Controversial Campaign Aims to Promote Tunisia Tourism
Controversial Campaign Aims to Promote Tunisia Tourism

These are the vivid images one Tunisian marketing expert hopes will persuade tourists to carry on visiting his country.

The ‘would you stop visiting’ advertising project includes graphic images of New York’s 9/11 attack, the 7/7 London bombings and a ‘Je suis Charlie’ poster designed after the massacre at Charlie Hebdo’s office in Paris, along with the caption “Support Tunisia - Land of Peace”, eTurbonews reports.

The campaign, sparked from the attack in Sousse over a week ago which saw an Islamist gunman kill 39 people, has received both praise and criticism.

The creator of the campaign, Selim Ben Hadj Yahia, who works for PR firm Ramdam. in, reportedly said he posted the images on Facebook in the hope they spoke to “Tunisia’s friends around the world in the shock and sadness” of the Sousse attack.

The photos have been divisive, with some Internet users pointing out that tourists were targeted in the beach massacre, as well as in the gun battle at the Bardo Museum in Tunis this March, in which 21 people died. However, the photos have also been praised for pointing out that terrorist attacks have indeed happened outside of Tunisia.

“The aim was clearly to send a strong signal, mainly to our friends in Europe, so as not to give in to panic,” Yahia said.

The campaign – which was not endorsed by the Tunisian Ministry of Tourism – was not created for an agency client or for profit. Yahia – whose work usually focuses on political crisis communications rather than tourism – said that his intention was rather to convey hope and willingness.

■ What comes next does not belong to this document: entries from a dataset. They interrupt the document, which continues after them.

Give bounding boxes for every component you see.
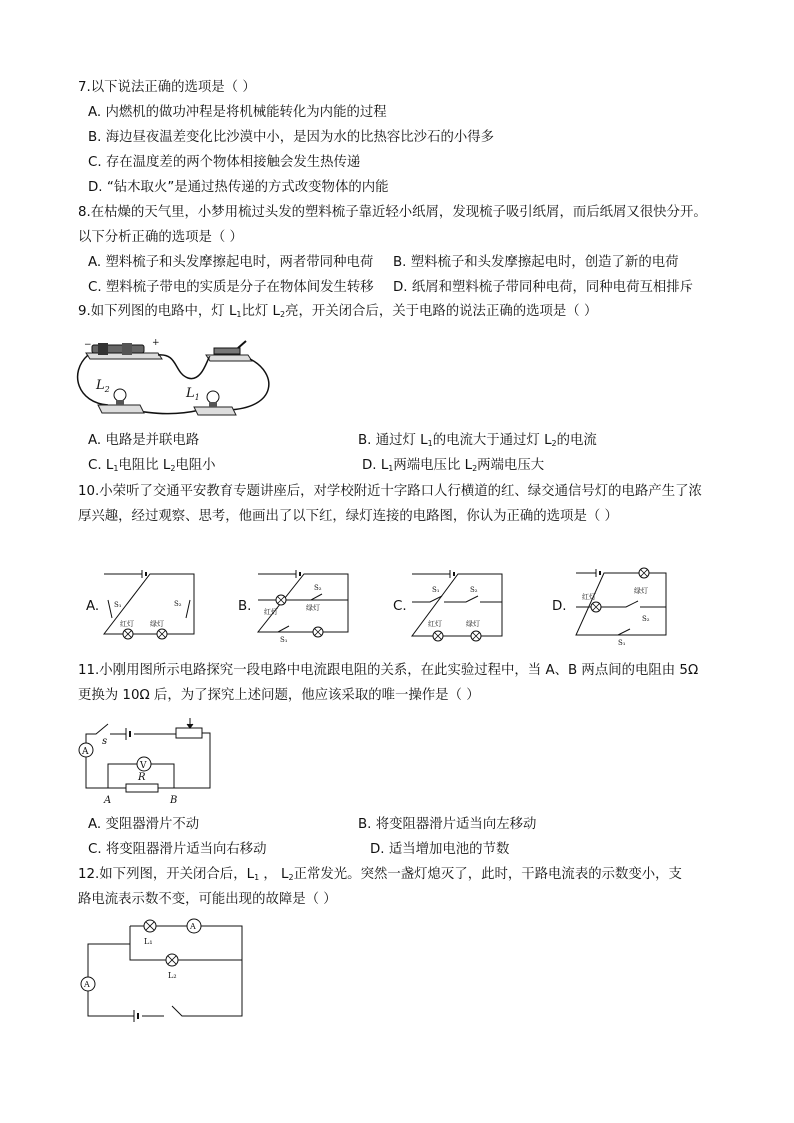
q11-option-b[interactable]: B. 将变阻器滑片适当向左移动 — [358, 817, 537, 832]
svg-text:s: s — [102, 736, 108, 747]
svg-text:+: + — [152, 338, 160, 348]
q12-stem-line1: 12.如下列图，开关闭合后，$L_1$ ， $L_2$正常发光。突然一盏灯熄灭了，此时，干路电流表的示数变小，支 — [78, 867, 682, 882]
svg-text:−: − — [84, 340, 92, 350]
q8-option-c[interactable]: C. 塑料梳子带电的实质是分子在物体间发生转移 — [88, 280, 374, 295]
q9-option-b[interactable]: B. 通过灯 $L_1$的电流大于通过灯 $L_2$的电流 — [358, 433, 597, 448]
svg-text:S₁: S₁ — [280, 636, 288, 644]
svg-text:A: A — [84, 980, 90, 989]
svg-text:S₁: S₁ — [432, 586, 440, 594]
svg-text:A: A — [82, 747, 89, 757]
svg-text:A: A — [104, 795, 112, 806]
q11-stem-line1: 11.小刚用图所示电路探究一段电路中电流跟电阻的关系，在此实验过程中，当 A、B 两点间的电阻由 5Ω — [78, 663, 699, 678]
q9-option-a[interactable]: A. 电路是并联电路 — [88, 433, 200, 448]
svg-text:绿灯: 绿灯 — [466, 620, 480, 628]
svg-text:L1: $L_1$ — [186, 386, 200, 402]
q10-circuit-c[interactable] — [410, 566, 506, 642]
q10-stem-line2: 厚兴趣，经过观察、思考，他画出了以下红，绿灯连接的电路图，你认为正确的选项是（ ） — [78, 509, 618, 524]
svg-text:L2: $L_2$ — [96, 378, 110, 394]
svg-text:S₁: S₁ — [618, 639, 626, 647]
svg-text:S₂: S₂ — [642, 615, 650, 623]
q11-option-d[interactable]: D. 适当增加电池的节数 — [370, 842, 510, 857]
svg-text:S₂: S₂ — [314, 584, 322, 592]
svg-text:V: V — [140, 761, 147, 771]
q9-option-d[interactable]: D. $L_1$两端电压比 $L_2$两端电压大 — [362, 458, 545, 473]
q10-option-c-label[interactable]: C. — [393, 599, 407, 614]
q7-option-d[interactable]: D. “钻木取火”是通过热传递的方式改变物体的内能 — [88, 180, 389, 195]
q11-option-a[interactable]: A. 变阻器滑片不动 — [88, 817, 200, 832]
q7-option-c[interactable]: C. 存在温度差的两个物体相接触会发生热传递 — [88, 155, 361, 170]
q7-option-b[interactable]: B. 海边昼夜温差变化比沙漠中小，是因为水的比热容比沙石的小得多 — [88, 130, 495, 145]
q8-option-a[interactable]: A. 塑料梳子和头发摩擦起电时，两者带同种电荷 — [88, 255, 374, 270]
svg-text:L₂: L₂ — [168, 971, 177, 980]
svg-text:S₂: S₂ — [470, 586, 478, 594]
q8-stem-line1: 8.在枯燥的天气里，小梦用梳过头发的塑料梳子靠近轻小纸屑，发现梳子吸引纸屑，而后纸屑又很快分开。 — [78, 205, 707, 220]
q12-circuit-figure — [78, 918, 248, 1026]
svg-text:红灯: 红灯 — [120, 620, 134, 628]
q10-circuit-d[interactable] — [574, 563, 670, 647]
svg-text:R: R — [138, 772, 146, 783]
q11-option-c[interactable]: C. 将变阻器滑片适当向右移动 — [88, 842, 267, 857]
svg-text:B: B — [170, 795, 178, 806]
q12-stem-line2: 路电流表示数不变，可能出现的故障是（ ） — [78, 892, 337, 907]
svg-text:红灯: 红灯 — [264, 608, 278, 616]
q11-stem-line2: 更换为 10Ω 后，为了探究上述问题，他应该采取的唯一操作是（ ） — [78, 688, 480, 703]
q10-option-b-label[interactable]: B. — [238, 599, 252, 614]
q10-option-a-label[interactable]: A. — [86, 599, 100, 614]
svg-text:S₂: S₂ — [174, 600, 182, 608]
svg-text:L₁: L₁ — [144, 937, 153, 946]
svg-text:绿灯: 绿灯 — [306, 604, 320, 612]
q10-option-d-label[interactable]: D. — [552, 599, 567, 614]
svg-text:红灯: 红灯 — [428, 620, 442, 628]
svg-text:绿灯: 绿灯 — [150, 620, 164, 628]
q9-circuit-figure — [78, 333, 278, 423]
q11-circuit-figure — [78, 714, 218, 806]
q8-stem-line2: 以下分析正确的选项是（ ） — [78, 230, 243, 245]
svg-text:A: A — [190, 922, 196, 931]
q10-stem-line1: 10.小荣听了交通平安教育专题讲座后，对学校附近十字路口人行横道的红、绿交通信号灯的电路产生了浓 — [78, 484, 702, 499]
q9-option-c[interactable]: C. $L_1$电阻比 $L_2$电阻小 — [88, 458, 216, 473]
q7-option-a[interactable]: A. 内燃机的做功冲程是将机械能转化为内能的过程 — [88, 105, 387, 120]
q8-option-d[interactable]: D. 纸屑和塑料梳子带同种电荷，同种电荷互相排斥 — [393, 280, 694, 295]
svg-text:S₁: S₁ — [114, 601, 122, 609]
svg-text:红灯: 红灯 — [582, 593, 596, 601]
svg-text:绿灯: 绿灯 — [634, 587, 648, 595]
q10-circuit-a[interactable] — [102, 570, 198, 642]
q8-option-b[interactable]: B. 塑料梳子和头发摩擦起电时，创造了新的电荷 — [393, 255, 679, 270]
q9-stem: 9.如下列图的电路中，灯 $L_1$比灯 $L_2$亮，开关闭合后，关于电路的说法正确的选项是（ ） — [78, 304, 598, 319]
q10-circuit-b[interactable] — [256, 566, 352, 642]
q7-stem: 7.以下说法正确的选项是（ ） — [78, 80, 256, 95]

The tourism industry had been recovering after the Arab Spring unrest, and Tunisia had become a popular lower-cost beach holiday spot for Europeans.

Last year, 2.8 million travelled there, edging closer towards the 3.8 million level seen in 2010 before the uprising, according to statistics.

UK travel companies, including Thomson and First Choice, have flown back almost 6,000 tourists from Tunisia on 40 flights over the last week.

Industry experts have said Westerners staying away from Tunisia for security reasons may be unwilling to switch to countries such as Turkey, which borders war-torn Syria, and Egypt, where there has been social and political unrest in recent years.

Tourism is a significant source of income for Tunisia, representing about 7% of GDP. Some 425,000 British citizens visited the country in 2014, with most visits trouble free.